A powerful moment in the Texas House today, as the parents who lost their daughters in the flooding at Camp Mystic watched the chamber overwhelmingly pass House Bill 1—our priority bill to keep Texas children safe at camps. These parents have poured their heartbreak and grief… pic.twitter.com/O2KbI2QwGs
— Dustin Burrows (@Burrows4TX) August 21, 2025
Michael McCown, whose daughter Linnie, 8, was among the victims, said:
“We trusted Camp Mystic with her precious life, but that trust was broken in the most devastating way. The camp had a heightened duty of care, and they failed to perform. That failure cost 25 campers and two young counselors their lives. No one had to die that day.”
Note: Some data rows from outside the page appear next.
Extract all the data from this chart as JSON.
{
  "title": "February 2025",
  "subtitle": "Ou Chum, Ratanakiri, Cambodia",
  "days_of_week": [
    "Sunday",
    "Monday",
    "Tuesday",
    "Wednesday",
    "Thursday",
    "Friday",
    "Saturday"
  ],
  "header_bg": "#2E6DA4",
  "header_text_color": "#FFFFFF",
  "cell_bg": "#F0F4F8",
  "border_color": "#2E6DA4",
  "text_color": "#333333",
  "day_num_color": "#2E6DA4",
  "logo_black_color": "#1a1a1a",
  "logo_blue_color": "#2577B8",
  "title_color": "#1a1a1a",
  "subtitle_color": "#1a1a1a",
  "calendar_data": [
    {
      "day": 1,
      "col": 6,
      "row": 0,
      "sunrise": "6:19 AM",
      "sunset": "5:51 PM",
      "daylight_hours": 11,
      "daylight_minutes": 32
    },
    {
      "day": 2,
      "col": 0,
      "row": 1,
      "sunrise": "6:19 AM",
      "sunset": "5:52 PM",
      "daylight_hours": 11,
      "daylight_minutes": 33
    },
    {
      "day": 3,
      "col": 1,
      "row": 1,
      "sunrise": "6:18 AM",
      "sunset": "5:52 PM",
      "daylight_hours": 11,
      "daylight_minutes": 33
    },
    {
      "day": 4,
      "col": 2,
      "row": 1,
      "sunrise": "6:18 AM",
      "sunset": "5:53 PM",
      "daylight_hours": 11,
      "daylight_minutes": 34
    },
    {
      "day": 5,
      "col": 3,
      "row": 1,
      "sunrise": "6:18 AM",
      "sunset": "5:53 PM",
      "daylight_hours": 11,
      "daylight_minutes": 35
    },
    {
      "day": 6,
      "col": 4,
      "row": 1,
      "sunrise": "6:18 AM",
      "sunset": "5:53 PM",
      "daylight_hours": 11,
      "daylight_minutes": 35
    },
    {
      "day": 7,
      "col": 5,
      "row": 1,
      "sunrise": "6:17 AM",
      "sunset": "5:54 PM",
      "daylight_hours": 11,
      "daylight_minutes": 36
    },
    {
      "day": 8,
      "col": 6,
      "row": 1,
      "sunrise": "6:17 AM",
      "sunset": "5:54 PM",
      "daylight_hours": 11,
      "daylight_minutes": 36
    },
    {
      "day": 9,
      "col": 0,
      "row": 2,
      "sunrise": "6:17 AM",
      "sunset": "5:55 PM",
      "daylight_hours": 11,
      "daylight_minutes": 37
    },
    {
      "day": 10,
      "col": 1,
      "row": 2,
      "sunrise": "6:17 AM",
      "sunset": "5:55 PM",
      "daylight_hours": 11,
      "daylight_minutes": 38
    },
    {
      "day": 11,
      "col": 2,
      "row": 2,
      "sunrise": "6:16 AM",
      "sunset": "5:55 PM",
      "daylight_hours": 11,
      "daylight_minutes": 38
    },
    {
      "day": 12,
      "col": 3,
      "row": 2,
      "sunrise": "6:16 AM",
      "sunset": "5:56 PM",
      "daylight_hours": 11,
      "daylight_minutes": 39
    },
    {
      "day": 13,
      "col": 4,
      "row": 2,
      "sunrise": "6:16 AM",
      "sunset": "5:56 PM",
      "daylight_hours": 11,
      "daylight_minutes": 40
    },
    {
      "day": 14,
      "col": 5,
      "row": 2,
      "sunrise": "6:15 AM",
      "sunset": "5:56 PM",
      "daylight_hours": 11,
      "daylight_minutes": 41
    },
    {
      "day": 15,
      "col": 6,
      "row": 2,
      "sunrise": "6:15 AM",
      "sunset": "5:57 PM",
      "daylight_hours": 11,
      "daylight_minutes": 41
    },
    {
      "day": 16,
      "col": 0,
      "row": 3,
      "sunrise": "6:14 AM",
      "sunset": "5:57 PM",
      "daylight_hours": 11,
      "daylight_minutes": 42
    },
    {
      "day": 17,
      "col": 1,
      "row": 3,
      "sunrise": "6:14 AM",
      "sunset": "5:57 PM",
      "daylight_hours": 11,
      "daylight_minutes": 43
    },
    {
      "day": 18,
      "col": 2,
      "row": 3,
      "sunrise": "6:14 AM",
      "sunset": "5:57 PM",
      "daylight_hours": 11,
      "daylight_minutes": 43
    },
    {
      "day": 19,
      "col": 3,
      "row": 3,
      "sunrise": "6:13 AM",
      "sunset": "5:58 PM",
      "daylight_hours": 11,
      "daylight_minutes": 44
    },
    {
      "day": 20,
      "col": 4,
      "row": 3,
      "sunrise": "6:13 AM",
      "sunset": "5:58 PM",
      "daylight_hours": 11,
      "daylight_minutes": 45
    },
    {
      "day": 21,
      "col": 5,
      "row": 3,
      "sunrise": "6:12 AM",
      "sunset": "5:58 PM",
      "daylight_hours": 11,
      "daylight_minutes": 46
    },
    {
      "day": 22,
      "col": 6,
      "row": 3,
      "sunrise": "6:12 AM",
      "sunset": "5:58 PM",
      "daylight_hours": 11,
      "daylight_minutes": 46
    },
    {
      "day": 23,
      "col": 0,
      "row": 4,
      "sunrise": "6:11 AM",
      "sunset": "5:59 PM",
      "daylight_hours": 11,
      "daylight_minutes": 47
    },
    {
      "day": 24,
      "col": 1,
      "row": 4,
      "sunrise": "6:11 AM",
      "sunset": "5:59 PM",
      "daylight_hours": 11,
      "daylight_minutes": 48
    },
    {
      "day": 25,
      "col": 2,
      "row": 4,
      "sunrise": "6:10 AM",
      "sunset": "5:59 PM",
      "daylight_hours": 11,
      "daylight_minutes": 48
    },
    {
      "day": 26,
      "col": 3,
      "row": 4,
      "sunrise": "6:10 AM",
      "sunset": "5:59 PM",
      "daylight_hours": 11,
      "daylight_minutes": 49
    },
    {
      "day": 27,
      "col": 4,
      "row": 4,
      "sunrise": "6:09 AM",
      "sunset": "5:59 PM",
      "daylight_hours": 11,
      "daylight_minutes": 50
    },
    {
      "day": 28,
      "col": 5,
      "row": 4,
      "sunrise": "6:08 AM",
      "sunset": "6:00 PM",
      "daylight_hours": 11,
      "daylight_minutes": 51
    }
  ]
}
Cici Williams Steward, whose daughter Cile remains missing, said:
“My daughter was stolen from us. Cile’s life ended. Not because of an unavoidable act of nature. But because of preventable failures. Obvious common sense safety measures were absent. Protocols that should have been in place were ignored.”
Clark Baker, father of Mary Grace, echoed the sentiment.
“My daughter should still be here. Her death was 100% preventable. Complacency, among other things, led to the deaths of 27 amazing, innocent, beautiful girls. We can’t let complacency claim the life of another child.”
Baker called for state-mandated safety standards and pointed to past floods in Texas, saying natural disasters will happen again.
Another parent, Blake Bonner, who lost his daughter Lila, said the tragedy reflected “a failure of planning, prevention, detection and response.”
He asked lawmakers:
“Why were our children sleeping in a known high risk flood zone? Why was the stated evacuation plan to stay in place? Why were there no adequate warning systems in the cabins, despite a similar tragedy on the very river as recently as 1987?”
The parents expressed support for Senate Bill 1, which would require camps to relocate cabins out of floodplains, create evacuation procedures, and implement modern communication and weather alert systems.
The bill advanced out of committee and is expected to pass and be signed into law.
“I told her she would be OK. I lied to her. Not only was she not OK. She died,” said Carrie Hanna, whose 8-year-old daughter Hadley was among 27 children and counselors killed in the July Fourth flood at Camp Mystic. Families pleaded with Texas lawmakers for stronger safety… pic.twitter.com/NIaoRtTEkJ
— CBS Evening News (@CBSEveningNews) August 20, 2025
Parents emphasized that without swift reform, children at the state’s 1,100 summer camps remain at risk.
Baker told lawmakers:
“Camps, especially those in areas prone to flash floods, should have adequate warning systems and not build cabins in dangerous floodplains. Have a legitimate evacuation plan. Know the plan. Practice the plan. Train workers and counselors to implement the plan.”